SVP-Präsident Blocher?
SVP-Präsident Ueli Maurer hatte seinen Rückzug vom Präsidium nach den für die SVP mit fast 30 Prozent der Abstimmenden (rund die Hälfte der Stimmberechtigten) so unerhört erfolgreichen Parlamentswahlen vom 21. Oktober verkündet. Am Mittwoch sagte er am Schweizer Fernsehen, wenn Blocher abgewählt werde, sei davon auszugehen, dass er das Parteipräsidium übernehme. In seiner Rede von Donnerstagmorgen machte Blocher klar, dass er die Opposition selbst mit starker Hand anführen werde. In welcher Funktion, liess er noch offen.
Opposition ist teuer, weil Referenden und Initiativen, mit welchen die SVP die Politik zu behindern versuchen könnte, einen grossen Aufwand für die Unterschriftensammlungen benötigen. Aber Geld wäre nach Ansicht von Fachleuten wohl im Überfluss vorhanden. Kronprinz Amstutz jedenfalls schwächte bereits ab und sprach von «konstruktiver Opposition», was immer das auch sein mag. Jedenfalls würde die SVP noch stärker zur Partei getrimmt, bei der Blocher vorneweg und alle hinterher marschieren. Er ist das beherrschende Thema, eine Obsession bei Anhängern wie Gegnern und anscheinend unersetzlich.
Die Idee einer Kandidatur der angesehenen Bündner SVP-Finanzdirektorin Eveline Widmer-Schlumpf, Tochter von alt-Bundesrat Leon Schlumpf, die in ihrem Kanton eben erst die Steuern senkte und damit vollblütige SVP-Politik machte, war nicht in der «Nacht der langen Messer» plötzlich aufgetaucht.
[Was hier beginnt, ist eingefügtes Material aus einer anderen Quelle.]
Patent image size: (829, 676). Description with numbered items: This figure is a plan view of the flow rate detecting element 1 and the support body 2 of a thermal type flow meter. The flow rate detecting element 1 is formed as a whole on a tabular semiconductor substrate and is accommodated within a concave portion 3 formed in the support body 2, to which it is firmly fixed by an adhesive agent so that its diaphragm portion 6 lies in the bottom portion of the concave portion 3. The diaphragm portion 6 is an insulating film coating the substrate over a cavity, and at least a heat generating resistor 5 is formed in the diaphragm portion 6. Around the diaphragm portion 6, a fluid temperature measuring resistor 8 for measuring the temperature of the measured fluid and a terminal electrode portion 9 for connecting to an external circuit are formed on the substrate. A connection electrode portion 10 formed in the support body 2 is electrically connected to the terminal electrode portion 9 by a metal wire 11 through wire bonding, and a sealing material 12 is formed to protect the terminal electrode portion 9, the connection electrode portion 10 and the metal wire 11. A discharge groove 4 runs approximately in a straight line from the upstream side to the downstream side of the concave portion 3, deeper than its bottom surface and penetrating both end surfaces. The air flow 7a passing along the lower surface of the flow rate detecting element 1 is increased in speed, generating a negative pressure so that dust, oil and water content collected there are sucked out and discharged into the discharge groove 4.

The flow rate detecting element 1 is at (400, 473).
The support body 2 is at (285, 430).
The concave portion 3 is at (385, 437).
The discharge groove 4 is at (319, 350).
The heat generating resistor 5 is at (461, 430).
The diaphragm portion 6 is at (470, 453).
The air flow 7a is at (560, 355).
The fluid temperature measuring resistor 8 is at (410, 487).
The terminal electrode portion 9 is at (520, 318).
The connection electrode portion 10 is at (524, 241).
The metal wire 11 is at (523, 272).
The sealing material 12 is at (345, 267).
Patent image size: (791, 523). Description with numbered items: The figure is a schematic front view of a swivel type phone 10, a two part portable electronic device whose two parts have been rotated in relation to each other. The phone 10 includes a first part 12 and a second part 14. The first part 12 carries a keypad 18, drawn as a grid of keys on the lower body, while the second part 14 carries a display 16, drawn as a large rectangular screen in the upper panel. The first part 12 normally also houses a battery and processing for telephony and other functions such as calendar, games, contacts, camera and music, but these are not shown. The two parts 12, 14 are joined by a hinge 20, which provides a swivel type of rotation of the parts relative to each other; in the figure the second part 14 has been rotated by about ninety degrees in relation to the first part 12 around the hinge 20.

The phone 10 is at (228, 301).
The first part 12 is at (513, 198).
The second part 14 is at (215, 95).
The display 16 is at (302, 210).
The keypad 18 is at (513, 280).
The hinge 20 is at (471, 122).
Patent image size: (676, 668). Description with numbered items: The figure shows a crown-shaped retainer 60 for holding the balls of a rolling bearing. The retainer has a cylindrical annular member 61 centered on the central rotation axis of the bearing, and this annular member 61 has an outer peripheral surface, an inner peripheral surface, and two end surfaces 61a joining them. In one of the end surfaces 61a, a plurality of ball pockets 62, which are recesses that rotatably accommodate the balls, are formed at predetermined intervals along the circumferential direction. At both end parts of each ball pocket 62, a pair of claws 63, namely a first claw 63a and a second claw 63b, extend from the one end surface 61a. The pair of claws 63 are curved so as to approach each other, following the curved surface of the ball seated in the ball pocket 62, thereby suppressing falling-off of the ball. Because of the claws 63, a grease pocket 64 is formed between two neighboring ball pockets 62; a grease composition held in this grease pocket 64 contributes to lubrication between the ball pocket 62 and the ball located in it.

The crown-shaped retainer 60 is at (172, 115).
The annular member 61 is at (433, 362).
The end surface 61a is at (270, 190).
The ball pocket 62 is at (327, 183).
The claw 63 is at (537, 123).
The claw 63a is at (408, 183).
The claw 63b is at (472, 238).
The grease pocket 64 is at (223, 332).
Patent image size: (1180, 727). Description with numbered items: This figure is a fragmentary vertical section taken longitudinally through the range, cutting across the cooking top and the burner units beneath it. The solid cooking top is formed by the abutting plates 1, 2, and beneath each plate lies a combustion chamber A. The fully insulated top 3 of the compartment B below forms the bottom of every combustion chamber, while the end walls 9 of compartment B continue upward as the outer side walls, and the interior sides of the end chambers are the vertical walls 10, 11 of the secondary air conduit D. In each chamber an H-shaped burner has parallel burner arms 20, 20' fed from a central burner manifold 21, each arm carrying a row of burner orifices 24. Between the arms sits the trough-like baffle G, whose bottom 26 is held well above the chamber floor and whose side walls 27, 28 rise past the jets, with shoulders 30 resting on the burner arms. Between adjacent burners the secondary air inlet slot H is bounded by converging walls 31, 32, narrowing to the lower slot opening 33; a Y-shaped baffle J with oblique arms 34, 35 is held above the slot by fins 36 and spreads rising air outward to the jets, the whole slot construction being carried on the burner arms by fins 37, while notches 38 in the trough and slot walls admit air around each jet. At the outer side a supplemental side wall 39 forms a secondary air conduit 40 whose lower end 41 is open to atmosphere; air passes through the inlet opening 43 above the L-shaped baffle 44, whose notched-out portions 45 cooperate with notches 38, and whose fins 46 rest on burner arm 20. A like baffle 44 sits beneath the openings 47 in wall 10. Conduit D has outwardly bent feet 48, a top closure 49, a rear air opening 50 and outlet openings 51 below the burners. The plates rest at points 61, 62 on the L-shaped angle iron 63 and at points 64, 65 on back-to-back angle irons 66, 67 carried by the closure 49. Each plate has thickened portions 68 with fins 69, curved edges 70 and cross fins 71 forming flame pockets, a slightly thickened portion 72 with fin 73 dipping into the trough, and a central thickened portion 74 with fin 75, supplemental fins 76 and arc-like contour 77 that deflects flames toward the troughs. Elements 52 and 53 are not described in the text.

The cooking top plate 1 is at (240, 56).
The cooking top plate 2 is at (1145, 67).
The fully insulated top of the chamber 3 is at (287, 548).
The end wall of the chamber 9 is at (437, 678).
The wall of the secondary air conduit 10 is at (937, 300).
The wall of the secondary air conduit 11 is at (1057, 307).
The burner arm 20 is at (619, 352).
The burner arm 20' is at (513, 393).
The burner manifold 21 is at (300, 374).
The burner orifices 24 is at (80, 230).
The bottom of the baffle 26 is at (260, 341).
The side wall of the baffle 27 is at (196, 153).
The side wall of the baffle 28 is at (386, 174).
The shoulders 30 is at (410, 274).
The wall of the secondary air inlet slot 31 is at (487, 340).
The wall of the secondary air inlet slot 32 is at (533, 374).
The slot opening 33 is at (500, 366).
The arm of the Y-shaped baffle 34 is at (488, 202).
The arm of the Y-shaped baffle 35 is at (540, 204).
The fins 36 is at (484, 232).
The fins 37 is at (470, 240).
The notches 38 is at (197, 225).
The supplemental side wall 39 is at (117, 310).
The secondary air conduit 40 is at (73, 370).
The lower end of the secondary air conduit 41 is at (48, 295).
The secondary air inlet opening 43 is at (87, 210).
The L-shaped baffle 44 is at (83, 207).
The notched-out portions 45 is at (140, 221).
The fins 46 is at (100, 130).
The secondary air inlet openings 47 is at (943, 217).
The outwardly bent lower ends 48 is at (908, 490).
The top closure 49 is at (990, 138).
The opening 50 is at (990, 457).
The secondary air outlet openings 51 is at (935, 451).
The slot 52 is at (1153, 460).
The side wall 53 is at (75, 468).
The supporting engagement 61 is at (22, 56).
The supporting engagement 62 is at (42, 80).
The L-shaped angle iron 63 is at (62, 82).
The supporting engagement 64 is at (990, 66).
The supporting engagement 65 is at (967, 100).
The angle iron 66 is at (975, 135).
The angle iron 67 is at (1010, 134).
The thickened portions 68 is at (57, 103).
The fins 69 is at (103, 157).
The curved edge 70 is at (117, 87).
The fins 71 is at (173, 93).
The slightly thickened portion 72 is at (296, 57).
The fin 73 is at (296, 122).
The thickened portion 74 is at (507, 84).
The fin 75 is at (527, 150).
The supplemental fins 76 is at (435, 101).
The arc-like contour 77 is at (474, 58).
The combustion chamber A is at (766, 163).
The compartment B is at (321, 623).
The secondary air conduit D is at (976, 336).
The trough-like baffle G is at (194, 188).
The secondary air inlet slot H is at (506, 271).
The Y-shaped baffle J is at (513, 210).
Sie war schon vorher von Politikern, aber auch in Medien als Alternative oder Sprengkandidatin genannt worden. Die Strategien für die Wahl entstanden allerdings erst am Morgen vor der Wahl. Die SVP und die SP hielten morgens um 7 Uhr je eine letzte Fraktionssitzung ab und besprachen die Schlachtpläne. Die Grünen waren am Abend eingeweiht worden. Für Donnerstagfrüh hatte mindestens die SP eine neue Fraktionssitzung anberaumt.«SVP-Opposition wird nicht viel ändern»
Daniel Jositsch, SP-Nationalrat aus Zürich und Strafrechtsprofessor, sitzt erst seit dem 3. Dezember in der Grossen Kammer. Er sagt, dass er das Szenario Widmer-Schlumpf seit November kannte. Im Bundeshaus und in der Fraktion sei mit Szenarien, Optionen und Wahrscheinlichkeiten gearbeitet worden, aber endgültig habe sich die Fraktion erst an der letzten Sitzung vor der Wahl auf eine Strategie festgelegt. «Wir sagten seit Monaten, dass wir die Konkordanz akzeptieren, Christoph Blocher aber ungeeignet für den Bundesrat finden und ihn nicht wählen würden.» Sogar er sei von SVP-Leuten angefragt worden, für Blocher zu stimmen, es würde es ja niemand merken.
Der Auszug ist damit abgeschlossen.